Когда он ушёл, Фрик протянул ей бумагу. – Мы официально непроверяемы. Он случайно поставил подпись не там, где хотел, и теперь сам ответственен за нашу радость.
– Значит, чудеса всё ещё умеют шутить, – сказала Лисса.
Ночью, когда все разошлись, ведьма вышла на улицу. Небо было чистым, звёзды – как крошки света, оставшиеся после чьего-то ужина. Пепелок тихо дремал у порога, а Фрик мурлыкал, сжимая в лапах свежий номер газеты. На первой странице – заголовок: «Империя отрицает существование Аполитичных чудес».
– Идеально, – прошептала ведьма. – Пока они нас отрицают, мы живём.
Она подняла глаза к небу, где, казалось, сами звёзды улыбаются, и тихо добавила:
– Пусть они пишут свои приказы. А мы будем писать запахи, смех и тёплые следы на земле. Это и есть настоящие документы мира.
Ночь тянулась долго, словно Империя решила замедлить ход времени, чтобы понять, почему мир снова смеётся. Лисса сидела у окна своей комнаты, босиком, с чашкой чая, который уже остыл. Внизу, под вывеской «Последний дракон», мерцали фонари – теперь они светились неровно, будто смеялись. Иногда один из них подмигивал другому, и Лисса знала, что это не сбой, а знак: магия снова разговаривает с городом.

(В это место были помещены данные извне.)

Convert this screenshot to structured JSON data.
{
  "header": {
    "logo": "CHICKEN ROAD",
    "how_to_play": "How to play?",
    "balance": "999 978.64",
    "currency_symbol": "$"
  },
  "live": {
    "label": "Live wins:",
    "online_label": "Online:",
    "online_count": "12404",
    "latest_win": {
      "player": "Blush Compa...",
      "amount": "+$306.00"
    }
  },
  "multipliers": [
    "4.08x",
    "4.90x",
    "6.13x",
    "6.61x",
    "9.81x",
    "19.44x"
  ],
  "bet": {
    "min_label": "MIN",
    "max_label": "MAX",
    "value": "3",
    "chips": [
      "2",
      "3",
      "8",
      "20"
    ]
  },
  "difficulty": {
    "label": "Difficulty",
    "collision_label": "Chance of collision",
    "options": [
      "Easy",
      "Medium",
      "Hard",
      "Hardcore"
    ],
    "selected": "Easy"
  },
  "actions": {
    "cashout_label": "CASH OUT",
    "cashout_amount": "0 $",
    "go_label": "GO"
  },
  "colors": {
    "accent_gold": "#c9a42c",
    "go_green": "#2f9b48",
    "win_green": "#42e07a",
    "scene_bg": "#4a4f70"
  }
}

Пепелок дремал у камина, вдыхая и выдыхая ровно, как живой кузнечный мех. Его дыхание мерцало янтарными искрами, и на стенах играли тени, похожие на миниатюрных драконов, готовых выпрыгнуть в реальность при первом вздохе мира. Фрик устроился прямо на книге налогового кодекса и использовал её как подушку, чему придавал глубоко философское значение. «Пусть хоть одна польза будет», – сказал он перед сном и храпел, как ленивый моралист.
Рован не спал. Он сидел у карты, которую сам нарисовал неделю назад, но линии на ней всё время менялись. Реки сворачивали, горы переставали быть гордыми, деревни появлялись там, где вчера были руины.
– Мир двигается, – сказал он тихо. – Как будто ему надоело стоять на месте, пока мы спорим, где у него центр.